Not every meal can be quickly adapted to satisfy those who are vegetarians, vegans, have food allergies, can’t eat gluten or have other medical limitations. The increased availability of vegetarian and gluten-free products makes this easier, but we still keep an eye out for basic dishes that can quickly be adapted so we don’t have to prepare a second meal to satisfy everyone.

Baked goods can be tricky to adapt because alternative flours such as almond, rice, chickpea or blends rarely bake the same as wheat flour, while egg substitutes just can’t mimic the power of a real egg. The best butter substitute I’ve found is Country Crock Plant Butter, which bakes so well you can barely tell the difference in cakes or cookies. The olive oil version works best, although there also are avocado and soy options.

Adapting dinner recipes can be easier than it sounds. When I make a recipe for the first time, I try to follow it as written, then make changes the second time around. For the stir-fry recipe below from, I often use the vegetables I have in the house. You don’t need specialty Asian ingredients to make this dish such as baby ears of corn or water chestnuts. It’s equally good with the frozen kernel corn and loose peas I have in the freezer. And if you want to add some crunch, a handful of unsalted cashews will do just fine.

I also adjusted the amount of brown sugar; 1 ½ tablespoons works well instead of the suggested 3 tablespoons.

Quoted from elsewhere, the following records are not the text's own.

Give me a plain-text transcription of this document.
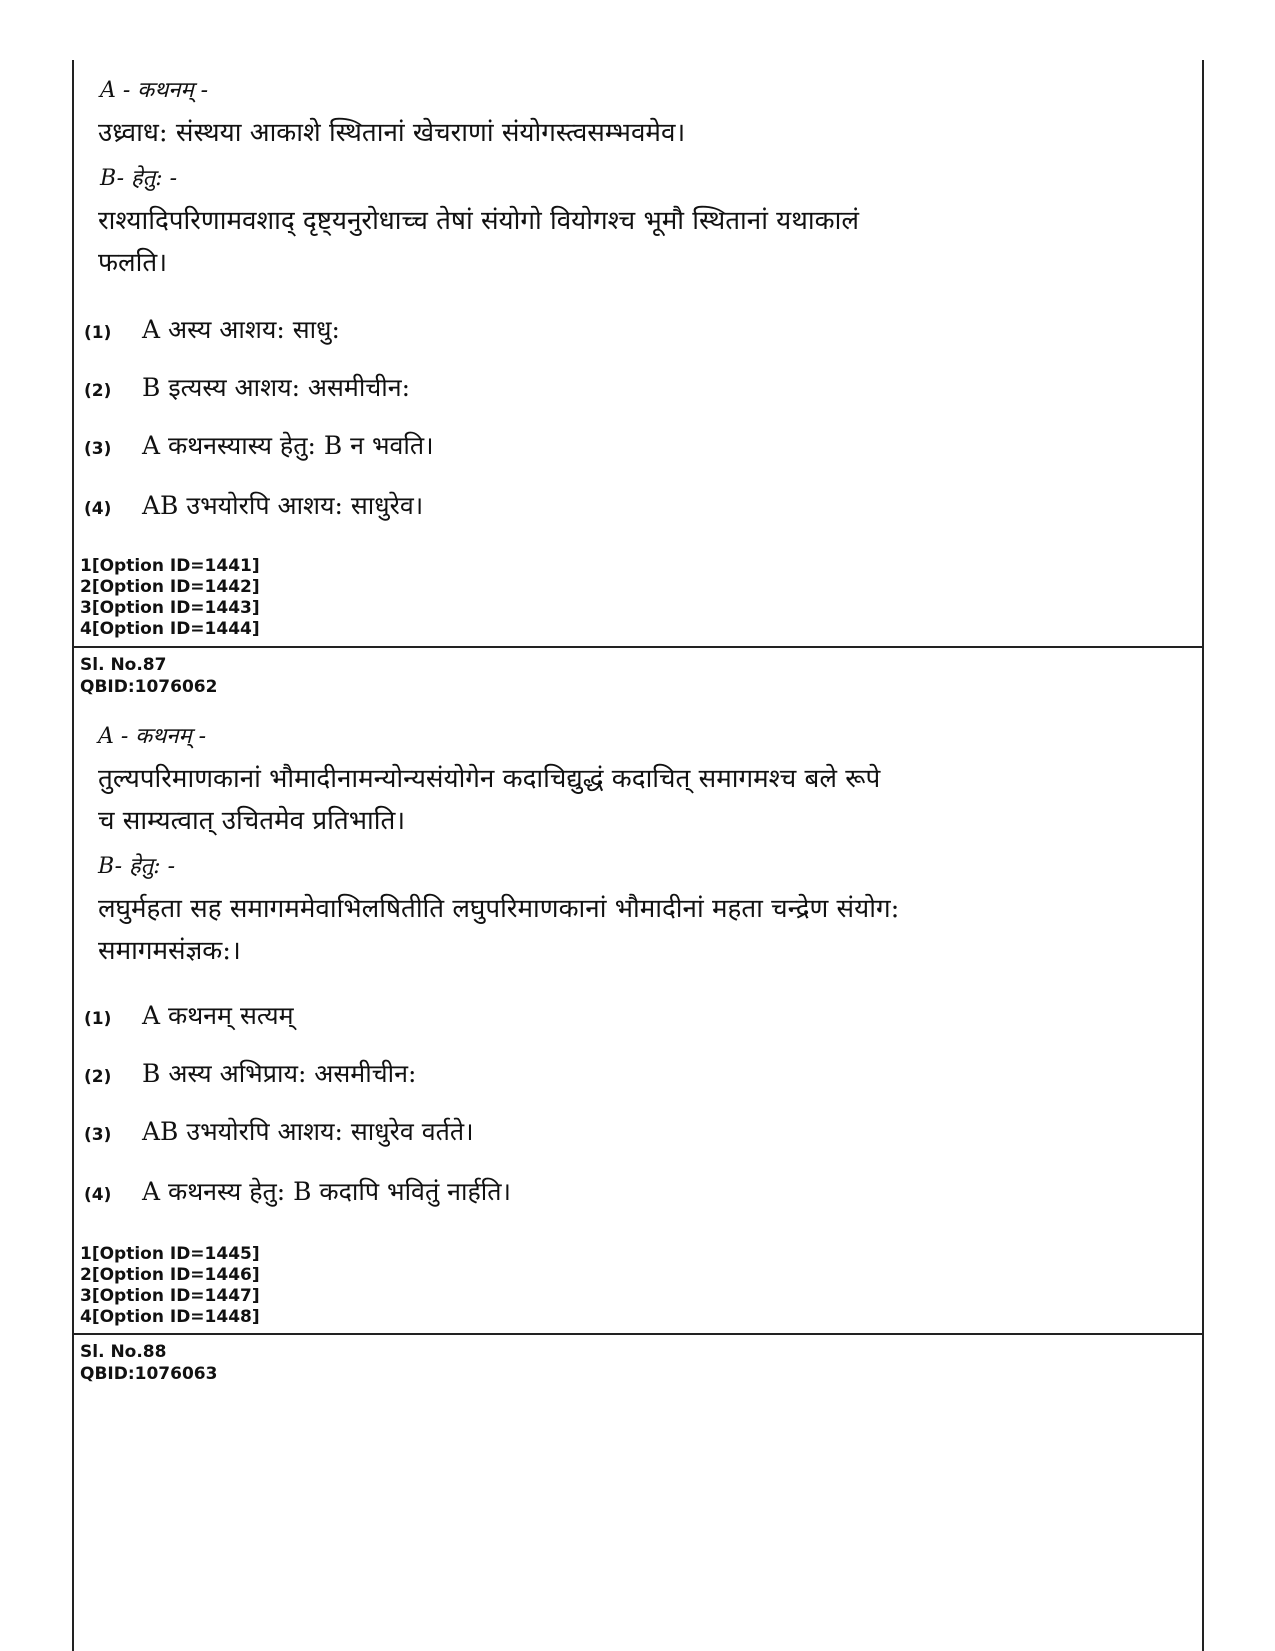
A - कथनम् -
उध्र्वाध: संस्थया आकाशे स्थितानां खेचराणां संयोगस्त्वसम्भवमेव।
B- हेतु: -
राश्यादिपरिणामवशाद् दृष्ट्यनुरोधाच्च तेषां संयोगो वियोगश्च भूमौ स्थितानां यथाकालं
फलति।
(1)	A अस्य आशय: साधु:
(2)	B इत्यस्य आशय: असमीचीन:
(3)	A कथनस्यास्य हेतु: B न भवति।
(4)	AB उभयोरपि आशय: साधुरेव।
1[Option ID=1441]
2[Option ID=1442]
3[Option ID=1443]
4[Option ID=1444]
Sl. No.87
QBID:1076062
A - कथनम् -
तुल्यपरिमाणकानां भौमादीनामन्योन्यसंयोगेन कदाचिद्युद्धं कदाचित् समागमश्च बले रूपे
च साम्यत्वात् उचितमेव प्रतिभाति।
B- हेतु: -
लघुर्महता सह समागममेवाभिलषितीति लघुपरिमाणकानां भौमादीनां महता चन्द्रेण संयोग:
समागमसंज्ञक:।
(1)	A कथनम् सत्यम्
(2)	B अस्य अभिप्राय: असमीचीन:
(3)	AB उभयोरपि आशय: साधुरेव वर्तते।
(4)	A कथनस्य हेतु: B कदापि भवितुं नार्हति।
1[Option ID=1445]
2[Option ID=1446]
3[Option ID=1447]
4[Option ID=1448]
Sl. No.88
QBID:1076063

I add meat or tofu, depending on what I have on hand, browning it before I begin adding vegetables. By adding meat, I have a balanced meal, while tofu does the same for a vegetarian option. It’s also good with no added protein. I serve it over rice or cooked pearl barley for a quick supper dish.

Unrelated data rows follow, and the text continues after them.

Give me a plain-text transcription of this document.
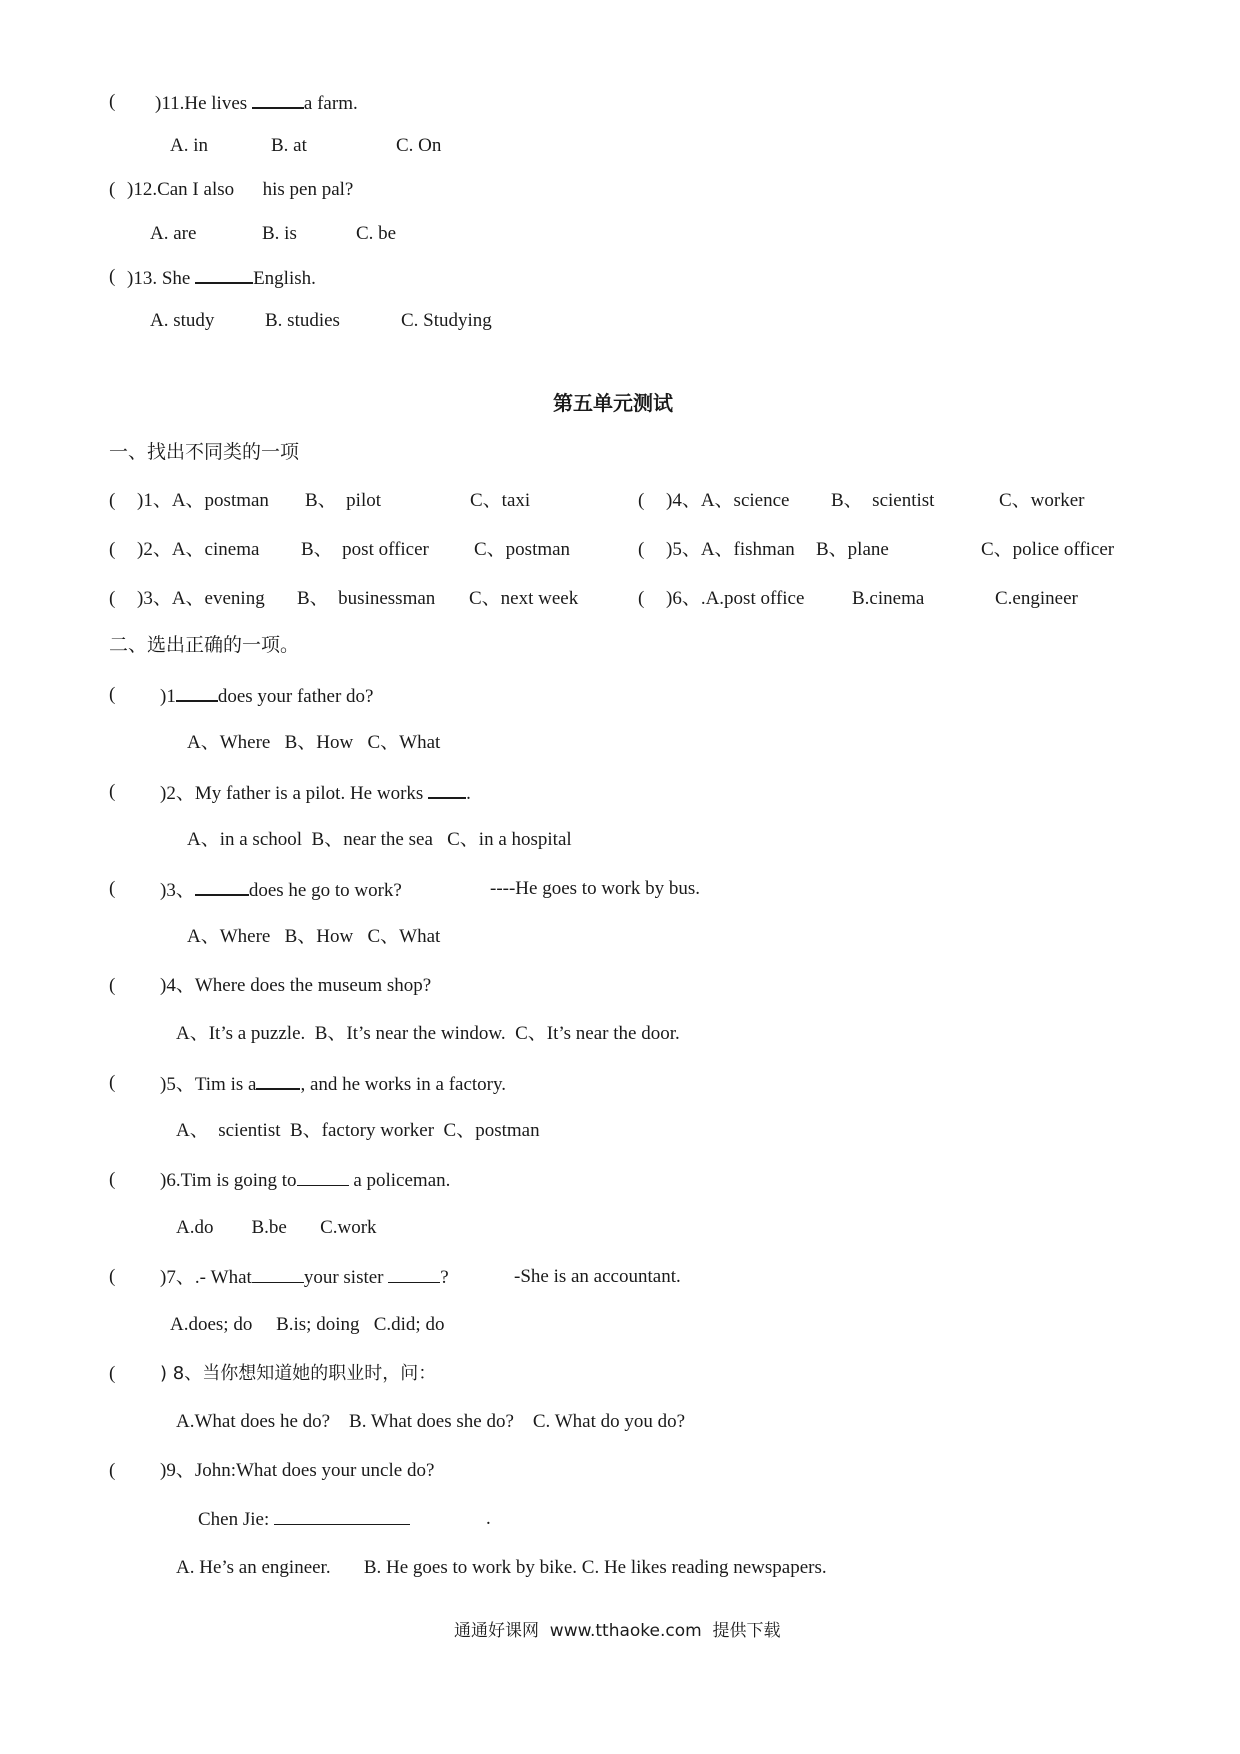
( )11.He lives	a farm.
A. in	B. at	C. On
( )12.Can I also      his pen pal?
A. are	B. is	C. be
( )13. She	English.
A. study	B. studies	C. Studying
第五单元测试
一、找出不同类的一项
( )1、A、postman B、  pilot	C、taxi	( )4、A、science B、  scientist	C、worker
( )2、A、cinema B、  post officer C、postman	( )5、A、fishman B、plane	C、police officer
( )3、A、evening B、  businessman C、next week	( )6、.A.post office	B.cinema	C.engineer
二、选出正确的一项。
( )1 does your father do?
A、Where   B、How   C、What
( )2、My father is a pilot. He works .
A、in a school  B、near the sea   C、in a hospital
( )3、	does he go to work?	----He goes to work by bus.
A、Where   B、How   C、What
( )4、Where does the museum shop?
A、It’s a puzzle.  B、It’s near the window.  C、It’s near the door.
( )5、Tim is a , and he works in a factory.
A、  scientist  B、factory worker  C、postman
( )6.Tim is going to	a policeman.
A.do        B.be       C.work
( )7、.- What	your sister	?	-She is an accountant.
A.does; do     B.is; doing   C.did; do
( ) 8、当你想知道她的职业时，问：
A.What does he do?    B. What does she do?    C. What do you do?
( )9、John:What does your uncle do?
Chen Jie:	.
A. He’s an engineer.       B. He goes to work by bike. C. He likes reading newspapers.
通通好课网  www.tthaoke.com  提供下载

Easiest Vegetable Stir-Fry

1 tablespoon olive oil

1 red bell pepper, sliced

1 yellow bell pepper, sliced

1 cup sugar snap peas

1 cup carrots, sliced

1 cup mushrooms, sliced

2 cups broccoli

1 cup baby corn

1/2 cup water chestnuts

¼ cup soy sauce

3 garlic cloves, minced

3 tablespoons brown sugar

1 teaspoon sesame oil

1/2 cup chicken broth

1 tablespoon cornstarch

Chopped green onions and sesame seeds for (optional garnish)

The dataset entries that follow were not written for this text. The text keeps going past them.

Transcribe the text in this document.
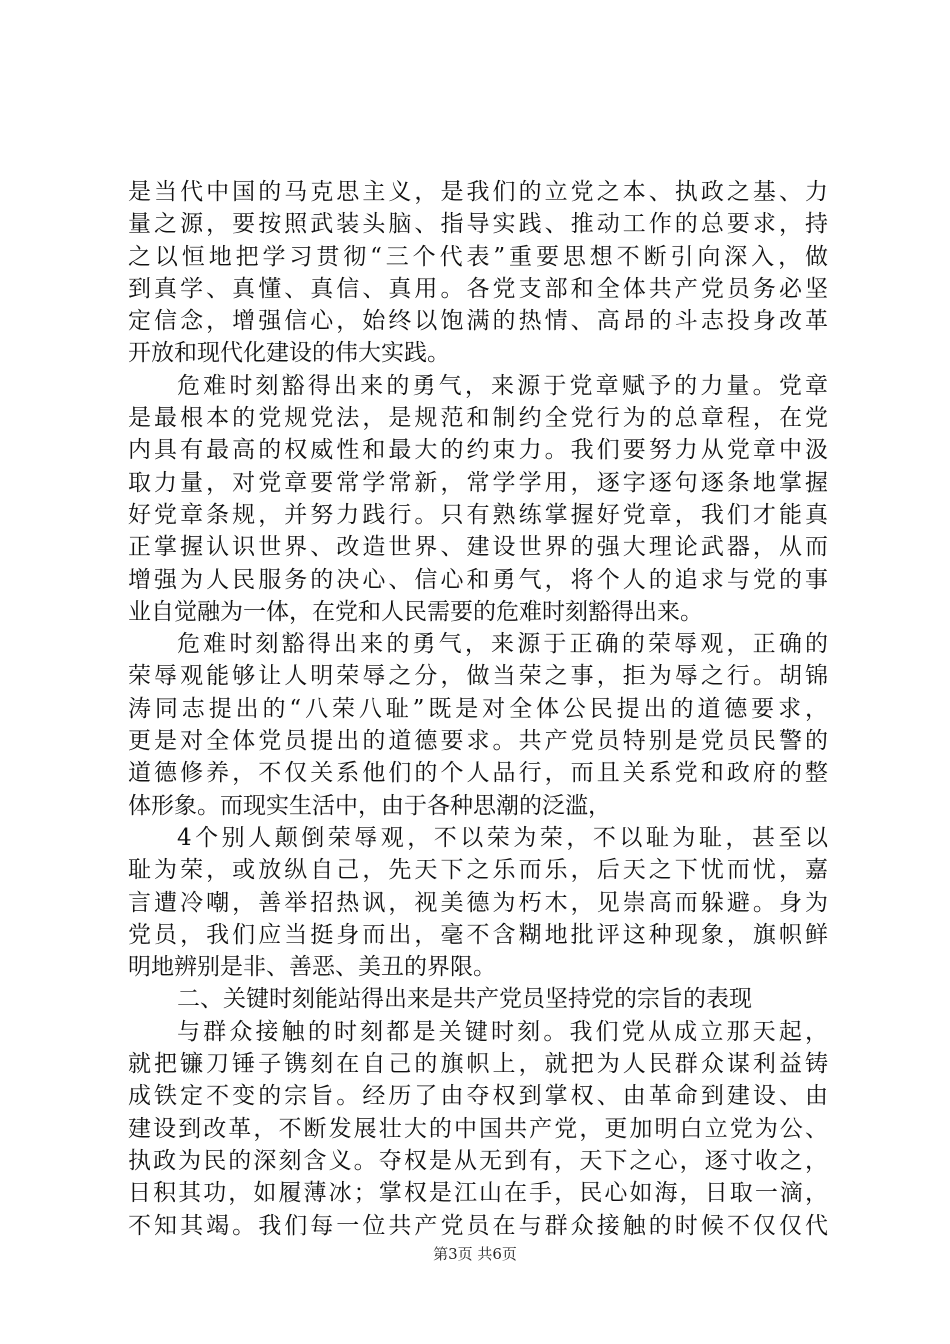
是当代中国的马克思主义，是我们的立党之本、执政之基、力
量之源，要按照武装头脑、指导实践、推动工作的总要求，持
之以恒地把学习贯彻“三个代表”重要思想不断引向深入，做
到真学、真懂、真信、真用。各党支部和全体共产党员务必坚
定信念，增强信心，始终以饱满的热情、高昂的斗志投身改革
开放和现代化建设的伟大实践。
危难时刻豁得出来的勇气，来源于党章赋予的力量。党章
是最根本的党规党法，是规范和制约全党行为的总章程，在党
内具有最高的权威性和最大的约束力。我们要努力从党章中汲
取力量，对党章要常学常新，常学学用，逐字逐句逐条地掌握
好党章条规，并努力践行。只有熟练掌握好党章，我们才能真
正掌握认识世界、改造世界、建设世界的强大理论武器，从而
增强为人民服务的决心、信心和勇气，将个人的追求与党的事
业自觉融为一体，在党和人民需要的危难时刻豁得出来。
危难时刻豁得出来的勇气，来源于正确的荣辱观，正确的
荣辱观能够让人明荣辱之分，做当荣之事，拒为辱之行。胡锦
涛同志提出的“八荣八耻”既是对全体公民提出的道德要求，
更是对全体党员提出的道德要求。共产党员特别是党员民警的
道德修养，不仅关系他们的个人品行，而且关系党和政府的整
体形象。而现实生活中，由于各种思潮的泛滥，
4个别人颠倒荣辱观，不以荣为荣，不以耻为耻，甚至以
耻为荣，或放纵自己，先天下之乐而乐，后天之下忧而忧，嘉
言遭冷嘲，善举招热讽，视美德为朽木，见崇高而躲避。身为
党员，我们应当挺身而出，毫不含糊地批评这种现象，旗帜鲜
明地辨别是非、善恶、美丑的界限。
二、关键时刻能站得出来是共产党员坚持党的宗旨的表现
与群众接触的时刻都是关键时刻。我们党从成立那天起，
就把镰刀锤子镌刻在自己的旗帜上，就把为人民群众谋利益铸
成铁定不变的宗旨。经历了由夺权到掌权、由革命到建设、由
建设到改革，不断发展壮大的中国共产党，更加明白立党为公、
执政为民的深刻含义。夺权是从无到有，天下之心，逐寸收之，
日积其功，如履薄冰；掌权是江山在手，民心如海，日取一滴，
不知其竭。我们每一位共产党员在与群众接触的时候不仅仅代
第3页 共6页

1. Add 1 tablespoon olive oil to a wok or large skillet over medium-high heat. Add bell pepper, peas, carrots, mushrooms, broccoli, baby corn, and water chestnuts. Sauté 2 to 3 minutes until veggies are almost tender.

2. In a small bowl whisk together soy sauce, garlic, brown sugar, sesame oil, chicken broth and cornstarch.

3. Pour over veggies and cook until the sauce has thickened. Garnish with chopped green onions and sesame seeds if desired.